Although frustrating, the forced break can actually be good for your mental health, others added.
Several one-time aides to ousted Members said they found a period of traveling or sleeping late and indulging in daytime movies at Union Station to be beneficial before returning to the job hunt.
“I was burned out. I went to Europe … and [then] took a tour of a whole bunch of Civil War sites I’d never seen before,” said Decheine. Thankfully, Decheine said, his wife was working and able to provide financial security. Because of that, he said, “it was actually a fairly enjoyable time.”
“You need to get out of the office, play sports, spend time with the family. Not read the news, not watch CNN. Don’t do any of that for a while,” advised House Homeland Security Committee Minority Staff Director David Schanzer, a former legislative director to Carnahan.
Even in the best of circumstances, however, the uncertainty that comes with a loss can still be disheartening, especially in one of Washington’s drearier seasons.
“The fact that you are unemployed in January is very unfortunate,” said Murphy, who eventually enlisted Cleland to help her land a post as communications director for the CEO of the Public Broadcasting Service. “I would recommend a trip to the Caribbean or something.”
Despite the tighter job market heading into next year, those Democrats who are determined to return to the Hill in the 109th Congress do have some reasons to be optimistic, Decheine said.
“There’s going to be openings in the House and Senate side. We all go through a retooling at the end of the election year before the start of a new Congress,” he said, estimating that even with the shrinking numbers of Democratic seats, “300 to 350” policy jobs could potentially turn over each year.
The spate of soon-to-be alumni of Daschle’s office have even more reason not to despair, veteran Democrats said.
For one thing, “everybody they’ve ever met knows they need a job,” said Murphy. For another, the Daschle operation’s reputation both on and off the Hill in Washington is “sterling,” Decheine said. “They are very employable, even in this limited” environment.
Temple, who served most recently as Kerry’s Minnesota state director, said that the scores of recently unemployed Kerry campaign staffers like himself may contribute to more “challenging circumstances” for Democratic job seekers. Still, he added, “there are always places for [Democrats] to land.”
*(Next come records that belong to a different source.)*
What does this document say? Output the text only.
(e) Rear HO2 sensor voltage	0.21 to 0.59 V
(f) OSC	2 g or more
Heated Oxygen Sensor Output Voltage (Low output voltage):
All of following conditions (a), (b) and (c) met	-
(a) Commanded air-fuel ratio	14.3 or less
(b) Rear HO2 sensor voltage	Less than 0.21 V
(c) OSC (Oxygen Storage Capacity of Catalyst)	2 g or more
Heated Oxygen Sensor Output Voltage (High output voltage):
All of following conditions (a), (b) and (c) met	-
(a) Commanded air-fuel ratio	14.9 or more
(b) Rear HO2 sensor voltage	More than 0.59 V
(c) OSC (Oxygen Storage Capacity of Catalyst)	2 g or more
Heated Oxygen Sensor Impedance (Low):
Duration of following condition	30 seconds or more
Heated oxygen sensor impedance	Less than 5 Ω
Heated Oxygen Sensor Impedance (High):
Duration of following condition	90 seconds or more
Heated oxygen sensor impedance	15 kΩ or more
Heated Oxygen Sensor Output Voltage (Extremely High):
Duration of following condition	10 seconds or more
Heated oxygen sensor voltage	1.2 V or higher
Washington, after all, is hardly lacking in think tanks, nonprofits and other left-of-center organizations.
When it comes to Democrats’ prospects downtown, insiders say the jury is still out on how dramatically the losses will affect opportunities on K Street.
“It’s a Republican town in many ways,” said Todd Deatherage, chief of staff to then-Sen. Tim Hutchinson (R-Ark.). “Things have to be done on both sides of the aisle, obviously, but it does create fewer options for someone who works for the Minority Leader’s office.”
Still, nearly all Democrats interviewed were cautiously optimistic that because Republicans in the Senate are still short of a 60-vote filibuster-proof majority, their party would retain some relevance downtown.
“Firms will keep a few slots for Democrats,” Murphy predicted.
Contrary to the old saw about there being no second acts in American politics, there’s always some kind of tomorrow for Democratic staffers, no matter how bleak the current outlook.